Das Dorf Burgbracht ist ein Ortsteil der hessischen Gemeinde Kefenrod im Wetteraukreis und liegt an dem kleinen Fluss Bracht.

Förstemann leitet den Ortsnamen vom ahd. Wort „bracha“ ab, das ursprünglich das erste Umbrechen eines unbebauten Landes für den Ackerbau bedeutete, später eine Bedeutungsveränderung zu nhd. Brache erfuhr.

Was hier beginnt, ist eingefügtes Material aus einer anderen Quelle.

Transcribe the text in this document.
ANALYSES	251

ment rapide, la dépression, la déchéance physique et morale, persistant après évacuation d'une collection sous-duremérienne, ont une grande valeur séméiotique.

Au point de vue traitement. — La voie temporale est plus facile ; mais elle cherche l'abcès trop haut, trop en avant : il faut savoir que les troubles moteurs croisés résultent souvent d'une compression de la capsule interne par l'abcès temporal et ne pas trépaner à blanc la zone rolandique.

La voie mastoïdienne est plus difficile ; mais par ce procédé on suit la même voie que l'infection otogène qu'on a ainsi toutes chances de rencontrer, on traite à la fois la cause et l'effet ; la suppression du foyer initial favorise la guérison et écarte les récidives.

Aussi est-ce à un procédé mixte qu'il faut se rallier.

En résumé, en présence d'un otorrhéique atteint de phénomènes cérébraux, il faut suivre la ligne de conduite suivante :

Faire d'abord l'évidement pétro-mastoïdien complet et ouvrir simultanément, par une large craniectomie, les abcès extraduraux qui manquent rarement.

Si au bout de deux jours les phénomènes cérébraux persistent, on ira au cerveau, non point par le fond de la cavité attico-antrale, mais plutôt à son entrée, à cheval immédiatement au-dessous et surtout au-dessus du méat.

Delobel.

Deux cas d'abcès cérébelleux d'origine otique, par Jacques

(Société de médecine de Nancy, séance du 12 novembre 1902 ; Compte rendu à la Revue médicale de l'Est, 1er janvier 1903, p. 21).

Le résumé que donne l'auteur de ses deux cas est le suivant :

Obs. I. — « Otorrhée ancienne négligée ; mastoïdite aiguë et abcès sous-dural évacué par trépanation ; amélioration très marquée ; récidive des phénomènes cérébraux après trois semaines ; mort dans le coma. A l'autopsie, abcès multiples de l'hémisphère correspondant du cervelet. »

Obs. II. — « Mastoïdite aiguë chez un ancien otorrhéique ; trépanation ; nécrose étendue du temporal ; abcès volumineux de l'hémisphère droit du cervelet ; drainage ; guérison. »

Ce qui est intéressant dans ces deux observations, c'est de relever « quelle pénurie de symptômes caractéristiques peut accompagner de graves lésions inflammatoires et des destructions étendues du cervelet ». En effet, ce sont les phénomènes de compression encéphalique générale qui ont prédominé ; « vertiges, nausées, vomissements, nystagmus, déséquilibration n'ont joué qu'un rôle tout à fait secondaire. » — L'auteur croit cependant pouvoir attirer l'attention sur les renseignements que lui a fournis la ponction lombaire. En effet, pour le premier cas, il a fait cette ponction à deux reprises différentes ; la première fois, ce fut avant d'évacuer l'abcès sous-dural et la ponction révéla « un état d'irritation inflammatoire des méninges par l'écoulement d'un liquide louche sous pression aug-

Eine Urkunde des Klosters Fulda mit der Nennung von „Brahtaha“ datiert in die Zeit von 750 und 802. Damit ist eindeutig Kirchbracht gemeint und nicht Burgbracht. Als Datum der Ersterwähnung gilt 1333 für Burg Prachta.

1334 übertrug Hermann III. von Lißberg, genannt von „Prachta,“ gegen 1.000 Pfund Heller dem Herzog Heinrich von Bayern den Lißbergischen Teil an Burgbracht.

Nach einem Weistum zum Büdinger Wald aus dem Jahre 1380 gehörten die an der Bracht liegenden Höfe in die Büdinger Mark. 1410 heißt es „Bracht, das Slos und das Stedtel darunder gelegen.“ Seit 1438 besaß der Ort eine Ratsverfassung mit Schultheiß, Bürgermeister und Rat.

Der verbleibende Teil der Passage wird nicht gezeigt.